Le risque d’un tel type contrat repose précisément dans l’absence de travail confié, et donc dans l’absence de rémunération et dans l’insécurité qi en résulte pour le travailleur. A teneur de l’art. 326 al. 1 CO, lorsqu’en vertu du contrat le travailleur travaille exclusivement aux pièces ou à la tâche pour un seul employeur, celui-ci doit donc lui fournir du travail en quantité suffisante. Cela signifie que le travailleur doit se voir confier de quoi pouvoir réaliser un revenu pendant toute la durée du temps de travail contractuel.
L’employeur peut charger le travailleur d’un travail payé au temps lorsque les conditions de l’exploitation l’exigent momentanément ou qu’il se trouve, sans faute de sa part, dans l’impossibilité de fournir le travail aux pièces ou à la tâche prévue par le contrat (art. 326 al. 2 CO). Cette disposition rappelle que le salaire au temps est la norme, à laquelle il est possible de revenir nonobstant les dispositions contractuelles dans certaines hypothèses. Si le salaire payé au temps n’est pas fixé dans un accord, un contrat-type de travail ou une convention collective, l’employeur doit verser au travailleur l’équivalent du salaire moyen aux pièces ou à la tâche qu’il gagnait jusqu’alors (art. 326 al. 3 CO). Enfin, l’employeur qui ne peut pas fournir suffisamment de travail aux pièces ou à la tâche ni de travail payé au temps, n’en reste pas moins tenu, conformément aux dispositions sur la demeure, de payer le salaire qu’il devrait verser pour du travail payé au temps (art. 326 al. 4 CO).
L’art. 326 CO est applicable par analogie au travail sur appel. L’idée est la même : l’employeur ne doit pas pouvoir, unilatéralement, décider en fonction de ses seuls besoins, de la durée du travail et de la rémunération du travailleur. (ATF 125 III 65 consid. 5, p. 70)

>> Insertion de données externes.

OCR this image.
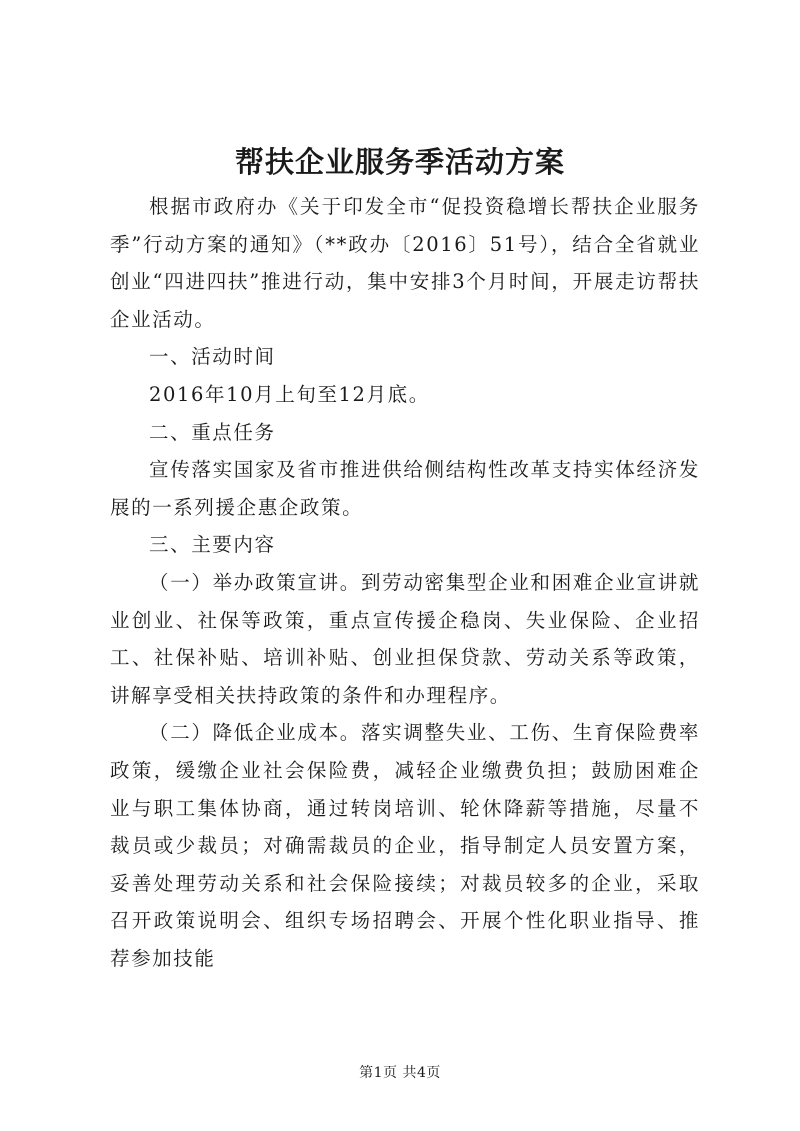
帮扶企业服务季活动方案

根据市政府办《关于印发全市“促投资稳增长帮扶企业服务季”行动方案的通知》（**政办〔2016〕51号），结合全省就业创业“四进四扶”推进行动，集中安排3个月时间，开展走访帮扶企业活动。

一、活动时间

2016年10月上旬至12月底。

二、重点任务

宣传落实国家及省市推进供给侧结构性改革支持实体经济发展的一系列援企惠企政策。

三、主要内容

（一）举办政策宣讲。到劳动密集型企业和困难企业宣讲就业创业、社保等政策，重点宣传援企稳岗、失业保险、企业招工、社保补贴、培训补贴、创业担保贷款、劳动关系等政策，讲解享受相关扶持政策的条件和办理程序。

（二）降低企业成本。落实调整失业、工伤、生育保险费率政策，缓缴企业社会保险费，减轻企业缴费负担；鼓励困难企业与职工集体协商，通过转岗培训、轮休降薪等措施，尽量不裁员或少裁员；对确需裁员的企业，指导制定人员安置方案，妥善处理劳动关系和社会保险接续；对裁员较多的企业，采取召开政策说明会、组织专场招聘会、开展个性化职业指导、推荐参加技能

第1页 共4页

L’art. 326a CO traite quant à lui de l’information relative au taux de rémunération.
Lorsqu’en vertu du contrat le travailleur travaille aux pièces ou à la tâche, l’employeur doit donc lui indiquer le taux du salaire avant le début de chaque travail (art. 326a al. 1 CO). Si l’employeur omet de donner ces indications, il paye le salaire selon le taux fixé pour un travail identique ou analogue (art. 326a al. 2 CO).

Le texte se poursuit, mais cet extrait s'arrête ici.